Darius succeeded Nabonidus as king of Babylon on the night that Babylon was captured. Israel’s historians counted regnal years on a ‘factual basis’ (Robinson 1991), i.e. starting from the day of accession, so his first year began in June/July 539 BC. He lived long enough to start organising the empire into satrapies (Dan 1:1), and we know his reign extended into a second year because of its mention in the book of Zechariah (1:7) – yet another attestation of this king. Not recognising any earlier Darius, scholars have always assumed that the king was the Darius who reigned 522 to 486 BC. But this is clearly wrong, for the question is asked, “How long, O Yahweh of hosts, will you have no mercy on Jerusalem and the cities of Judah, against which you have been angry these seventy years?” (1:12). The ‘seventy years’ refer to the length of time Jeremiah prophesied that Judah and surrounding nations would serve Babylon as vassals. The whole point is that this vassalage was about to end. Darius even seems to have lived to a fourth year (7:1). But by then the exiles had returned.

The reader must judge for himself. A lot is at stake, for the book not only indicates that God knows the future but that he has told us important things about it that we should know.

‘Lying lips are an abomination to the Lord’ – even David, when he lied, was found out.

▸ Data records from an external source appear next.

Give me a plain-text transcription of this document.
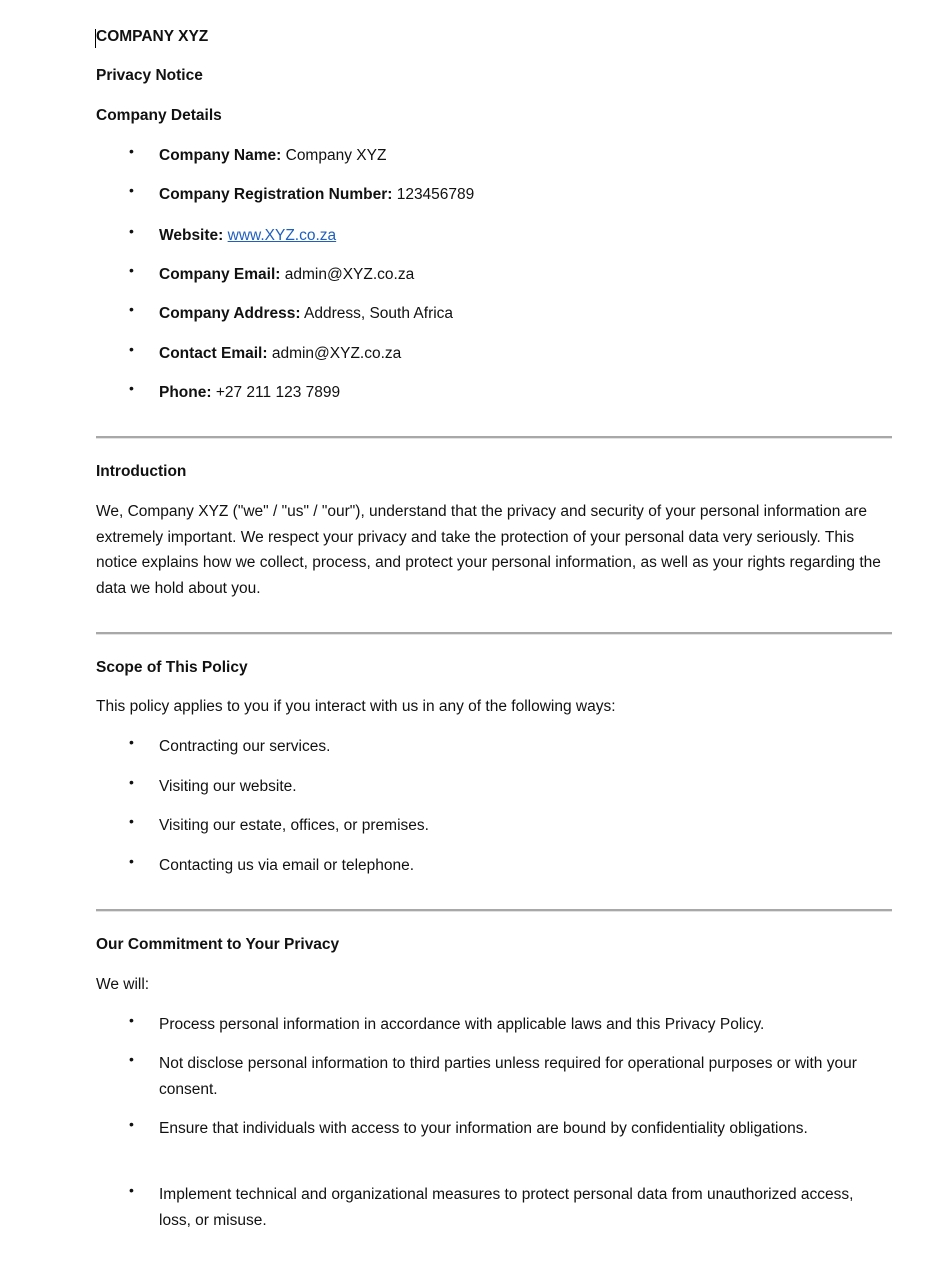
COMPANY XYZ
Privacy Notice
Company Details
• Company Name: Company XYZ
• Company Registration Number: 123456789
• Website: www.XYZ.co.za
• Company Email: admin@XYZ.co.za
• Company Address: Address, South Africa
• Contact Email: admin@XYZ.co.za
• Phone: +27 211 123 7899
Introduction
We, Company XYZ ("we" / "us" / "our"), understand that the privacy and security of your personal information are extremely important. We respect your privacy and take the protection of your personal data very seriously. This notice explains how we collect, process, and protect your personal information, as well as your rights regarding the data we hold about you.
Scope of This Policy
This policy applies to you if you interact with us in any of the following ways:
• Contracting our services.
• Visiting our website.
• Visiting our estate, offices, or premises.
• Contacting us via email or telephone.
Our Commitment to Your Privacy
We will:
• Process personal information in accordance with applicable laws and this Privacy Policy.
• Not disclose personal information to third parties unless required for operational purposes or with your consent.
• Ensure that individuals with access to your information are bound by confidentiality obligations.
• Implement technical and organizational measures to protect personal data from unauthorized access, loss, or misuse.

As portrayed, Daniel was a man of integrity, whom men of ill will sought to denigrate in his day just as men unsympathetic to his testimony do in ours.

Actually, the book was written in Palestine in the mid-second century BC by an author who expected God to set up his everlasting kingdom in his own near future. … The original purpose of the Book of Daniel was to comfort and encourage persecuted Jews during the Maccabean revolt. … During the revolt, pious Jews began to circulate an anthology of stories allegedly written four hundred years earlier.

C. Sandoval, 2010. The Failure of Bible Prophecy

Certainly someone is not telling the truth – but who? Either his book is a forgery or, with its prophecies reaching right to the present, it is one of the most significant works in all world literature.